The FWC has drawn a clear line between hard work and a forced resignation
A burnt-out Westfield employee resigned citing chronic stress and an impossible workload. The Fair Work Commission said it was not a forced resignation.
On 17 March 2026, Commissioner Crawford dismissed Emily Martin's general protections application against Scentre Pty Limited, part of the Scentre Group which designs, builds, manages, and operates Westfield shopping centres in Australia and New Zealand. The decision turned on a question HR professionals encounter regularly: when does a demanding workload become a forced resignation?
Martin had worked for Scentre since 28 March 2022, starting as a casual Brand Experience Assistant at Westfield Penrith. She commenced a secondment to the position of Community Engagement Assistant on 15 January 2024 and was permanently appointed to the full-time role on around 22 April 2024. She resigned effective 30 September 2025, communicating that resignation on 31 August 2025.
Her claims painted a demanding picture. From around April 2024, Martin alleged her workload grew sharply due to staff shortages, new projects, and duties added by management. Between August 2024 and September 2025, she repeatedly raised her concerns in weekly one-on-one meetings with Senior Community Manager Michele Lok, but said no structural changes followed. When Lok was later assigned a national community partnerships project, Martin alleged she absorbed Lok's prior duties on top of her own. She also alleged she was required to perform excessive work in a short timeframe on the Westfield Local Heroes program, and at times had to ask for work to be redistributed to colleagues or for extended deadlines just to keep up. Throughout this period, she received no increase in remuneration in recognition of the additional duties.
Martin described health consequences she attributed to the pressure, including chronic stress and migraines. She said she often felt unable to take leave and was inundated with work on her return. She also alleged Scentre repeatedly declined to bring on additional staff. She then offered to withdraw her resignation if Scentre agreed to increase her pay or reduce her workload. Scentre accepted neither proposal and made no counter-offer.
The Commission acknowledged all of this, but stressed that the legal question was focused on Scentre's conduct specifically, not the subjective impact of that conduct on Martin.
On that test, the Commission found in Scentre's favour. Crawford found that Scentre had acted on some of Martin's suggestions at a September 2024 meeting, allowed her a 15-minute afternoon walk to manage stress, and accommodated requests for time off and extended deadlines where possible. Crucially, Martin was never reprimanded for incomplete work.
Crawford also noted that Martin was generally able to start and finish at her scheduled times and take a lunch break of around 30 minutes to one hour. "Ms Martin's complaint appears to be that she had to work excessively hard during her normal working hours," Crawford wrote, finding this fell short of the threshold required.

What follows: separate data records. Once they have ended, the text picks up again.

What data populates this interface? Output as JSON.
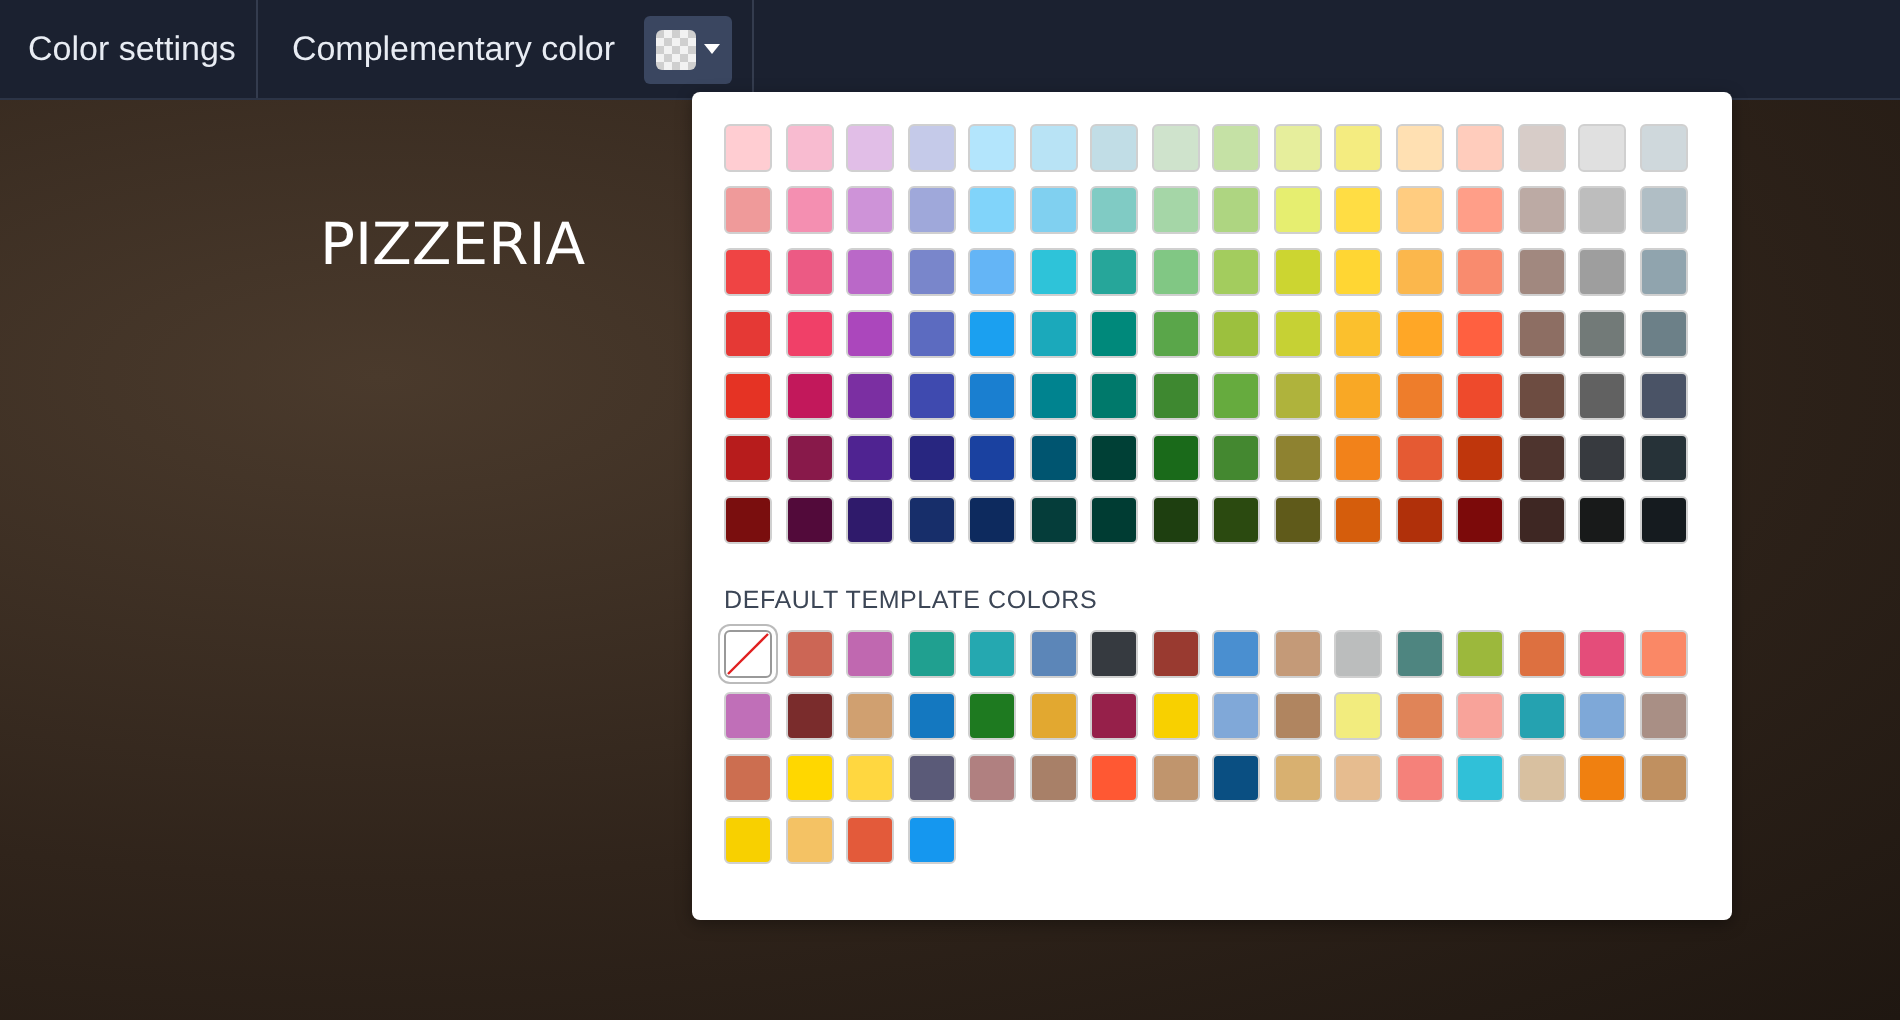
{
  "toolbar": {
    "items": [
      {
        "label": "Color settings"
      },
      {
        "label": "Complementary color"
      }
    ]
  },
  "background": {
    "heading": "PIZZERIA"
  },
  "palette": {
    "rows": [
      {
        "swatches": [
          {
            "color": "#ffcdd2"
          },
          {
            "color": "#f8bbd0"
          },
          {
            "color": "#e1bee7"
          },
          {
            "color": "#c5cae9"
          },
          {
            "color": "#b3e5fc"
          },
          {
            "color": "#b8e3f5"
          },
          {
            "color": "#c1dde6"
          },
          {
            "color": "#cfe3cc"
          },
          {
            "color": "#c5e1a5"
          },
          {
            "color": "#e6ee9c"
          },
          {
            "color": "#f4ec80"
          },
          {
            "color": "#ffe0b2"
          },
          {
            "color": "#ffccbc"
          },
          {
            "color": "#d7ccc8"
          },
          {
            "color": "#e0e0e0"
          },
          {
            "color": "#cfd8dc"
          }
        ]
      },
      {
        "swatches": [
          {
            "color": "#ef9a9a"
          },
          {
            "color": "#f48fb1"
          },
          {
            "color": "#ce93d8"
          },
          {
            "color": "#9fa8da"
          },
          {
            "color": "#81d4fa"
          },
          {
            "color": "#80d0f0"
          },
          {
            "color": "#80cbc4"
          },
          {
            "color": "#a5d6a7"
          },
          {
            "color": "#aed581"
          },
          {
            "color": "#e6ee70"
          },
          {
            "color": "#ffdd44"
          },
          {
            "color": "#ffcc80"
          },
          {
            "color": "#ff9e88"
          },
          {
            "color": "#bcaaa4"
          },
          {
            "color": "#bdbdbd"
          },
          {
            "color": "#b0bec5"
          }
        ]
      },
      {
        "swatches": [
          {
            "color": "#ef4444"
          },
          {
            "color": "#ec5a84"
          },
          {
            "color": "#ba68c8"
          },
          {
            "color": "#7986cb"
          },
          {
            "color": "#64b5f6"
          },
          {
            "color": "#2ec3d9"
          },
          {
            "color": "#26a69a"
          },
          {
            "color": "#81c784"
          },
          {
            "color": "#a3cc5e"
          },
          {
            "color": "#ccd531"
          },
          {
            "color": "#ffd633"
          },
          {
            "color": "#fbb74c"
          },
          {
            "color": "#f98b6e"
          },
          {
            "color": "#a1887f"
          },
          {
            "color": "#9e9e9e"
          },
          {
            "color": "#90a4ae"
          }
        ]
      },
      {
        "swatches": [
          {
            "color": "#e53935"
          },
          {
            "color": "#f04068"
          },
          {
            "color": "#ab47bc"
          },
          {
            "color": "#5c6bc0"
          },
          {
            "color": "#1ba0f0"
          },
          {
            "color": "#1ba9bb"
          },
          {
            "color": "#00897b"
          },
          {
            "color": "#5aa64a"
          },
          {
            "color": "#9cc03e"
          },
          {
            "color": "#c6d134"
          },
          {
            "color": "#fbc02d"
          },
          {
            "color": "#ffa726"
          },
          {
            "color": "#ff6040"
          },
          {
            "color": "#8d6e63"
          },
          {
            "color": "#727a78"
          },
          {
            "color": "#6c8088"
          }
        ]
      },
      {
        "swatches": [
          {
            "color": "#e53324"
          },
          {
            "color": "#c2185b"
          },
          {
            "color": "#7b2fa2"
          },
          {
            "color": "#3f4aaf"
          },
          {
            "color": "#1a7fd0"
          },
          {
            "color": "#00838f"
          },
          {
            "color": "#00796b"
          },
          {
            "color": "#3e8830"
          },
          {
            "color": "#66ab3e"
          },
          {
            "color": "#afb33c"
          },
          {
            "color": "#f9a825"
          },
          {
            "color": "#ee7d2b"
          },
          {
            "color": "#ee4a2c"
          },
          {
            "color": "#6d4c41"
          },
          {
            "color": "#616161"
          },
          {
            "color": "#4a5366"
          }
        ]
      },
      {
        "swatches": [
          {
            "color": "#b71c1c"
          },
          {
            "color": "#88194a"
          },
          {
            "color": "#4f2391"
          },
          {
            "color": "#282680"
          },
          {
            "color": "#1a41a0"
          },
          {
            "color": "#005570"
          },
          {
            "color": "#004036"
          },
          {
            "color": "#1a6a1a"
          },
          {
            "color": "#448830"
          },
          {
            "color": "#8e8230"
          },
          {
            "color": "#f2821a"
          },
          {
            "color": "#e55a33"
          },
          {
            "color": "#bf360c"
          },
          {
            "color": "#4e342e"
          },
          {
            "color": "#373a3f"
          },
          {
            "color": "#263238"
          }
        ]
      },
      {
        "swatches": [
          {
            "color": "#7a0e0e"
          },
          {
            "color": "#520a3a"
          },
          {
            "color": "#2f1a6b"
          },
          {
            "color": "#172e6a"
          },
          {
            "color": "#0d2a5e"
          },
          {
            "color": "#053d3a"
          },
          {
            "color": "#003c33"
          },
          {
            "color": "#1e3f10"
          },
          {
            "color": "#2b4a10"
          },
          {
            "color": "#5f5a1a"
          },
          {
            "color": "#d55d0c"
          },
          {
            "color": "#b0300a"
          },
          {
            "color": "#7c0a0a"
          },
          {
            "color": "#3e2723"
          },
          {
            "color": "#181a1a"
          },
          {
            "color": "#151b1f"
          }
        ]
      }
    ]
  },
  "default_colors": {
    "title": "DEFAULT TEMPLATE COLORS",
    "swatches": [
      {
        "kind": "none",
        "selected": true
      },
      {
        "kind": "color",
        "color": "#cc6655",
        "selected": false
      },
      {
        "kind": "color",
        "color": "#c068b0",
        "selected": false
      },
      {
        "kind": "color",
        "color": "#20a090",
        "selected": false
      },
      {
        "kind": "color",
        "color": "#25a8b0",
        "selected": false
      },
      {
        "kind": "color",
        "color": "#5c86b8",
        "selected": false
      },
      {
        "kind": "color",
        "color": "#363a40",
        "selected": false
      },
      {
        "kind": "color",
        "color": "#993a30",
        "selected": false
      },
      {
        "kind": "color",
        "color": "#4a8fd0",
        "selected": false
      },
      {
        "kind": "color",
        "color": "#c49a78",
        "selected": false
      },
      {
        "kind": "color",
        "color": "#bbbdbd",
        "selected": false
      },
      {
        "kind": "color",
        "color": "#4e8580",
        "selected": false
      },
      {
        "kind": "color",
        "color": "#9cb83c",
        "selected": false
      },
      {
        "kind": "color",
        "color": "#dd7040",
        "selected": false
      },
      {
        "kind": "color",
        "color": "#e44d7a",
        "selected": false
      },
      {
        "kind": "color",
        "color": "#fa8866",
        "selected": false
      },
      {
        "kind": "color",
        "color": "#c06fb8",
        "selected": false
      },
      {
        "kind": "color",
        "color": "#7a2c2c",
        "selected": false
      },
      {
        "kind": "color",
        "color": "#d0a070",
        "selected": false
      },
      {
        "kind": "color",
        "color": "#1478c0",
        "selected": false
      },
      {
        "kind": "color",
        "color": "#1e7a20",
        "selected": false
      },
      {
        "kind": "color",
        "color": "#e2a830",
        "selected": false
      },
      {
        "kind": "color",
        "color": "#96204a",
        "selected": false
      },
      {
        "kind": "color",
        "color": "#f8d000",
        "selected": false
      },
      {
        "kind": "color",
        "color": "#80a8d8",
        "selected": false
      },
      {
        "kind": "color",
        "color": "#b08560",
        "selected": false
      },
      {
        "kind": "color",
        "color": "#f2ec7e",
        "selected": false
      },
      {
        "kind": "color",
        "color": "#e08458",
        "selected": false
      },
      {
        "kind": "color",
        "color": "#f8a39a",
        "selected": false
      },
      {
        "kind": "color",
        "color": "#25a2b0",
        "selected": false
      },
      {
        "kind": "color",
        "color": "#7ea8d8",
        "selected": false
      },
      {
        "kind": "color",
        "color": "#a98f85",
        "selected": false
      },
      {
        "kind": "color",
        "color": "#cc6e50",
        "selected": false
      },
      {
        "kind": "color",
        "color": "#ffd700",
        "selected": false
      },
      {
        "kind": "color",
        "color": "#ffd740",
        "selected": false
      },
      {
        "kind": "color",
        "color": "#5a5a78",
        "selected": false
      },
      {
        "kind": "color",
        "color": "#b08080",
        "selected": false
      },
      {
        "kind": "color",
        "color": "#a88068",
        "selected": false
      },
      {
        "kind": "color",
        "color": "#ff5833",
        "selected": false
      },
      {
        "kind": "color",
        "color": "#c0956d",
        "selected": false
      },
      {
        "kind": "color",
        "color": "#0a4f82",
        "selected": false
      },
      {
        "kind": "color",
        "color": "#d8b070",
        "selected": false
      },
      {
        "kind": "color",
        "color": "#e6bc8f",
        "selected": false
      },
      {
        "kind": "color",
        "color": "#f5817a",
        "selected": false
      },
      {
        "kind": "color",
        "color": "#30c0d8",
        "selected": false
      },
      {
        "kind": "color",
        "color": "#d8c0a0",
        "selected": false
      },
      {
        "kind": "color",
        "color": "#f08010",
        "selected": false
      },
      {
        "kind": "color",
        "color": "#c09060",
        "selected": false
      },
      {
        "kind": "color",
        "color": "#f8d000",
        "selected": false
      },
      {
        "kind": "color",
        "color": "#f4c264",
        "selected": false
      },
      {
        "kind": "color",
        "color": "#e35a3a",
        "selected": false
      },
      {
        "kind": "color",
        "color": "#1597ef",
        "selected": false
      }
    ]
  }
}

The decision drew on an established principle about the narrow line between a forced and voluntary resignation. Quoting the Full Bench of the Australian Industrial Relations Commission in ABB Engineering Construction Pty Limited: "Often it will only be a narrow line that distinguishes conduct that leaves an employee no real choice but to resign employment, from conduct that cannot be held to cause a resultant resignation to be a termination at the initiative of the employer."
Martin's offer to stay for a salary increase of around 30% also weighed against her. Crawford found this suggested she felt undervalued and underappreciated, not that the workload was so excessive she had no option other than resigning.
The Commission also noted that Martin had other options before resigning, including lodging a formal grievance with Scentre, approaching the workplace safety regulator, or applying for anti-bullying orders against Lok and National Community Manager Pamela Wilson if she considered their allocation of work to be unreasonable and creating a safety risk. Crawford's findings make clear that documented responses to workload complaints can prove decisive in defending a forced resignation claim.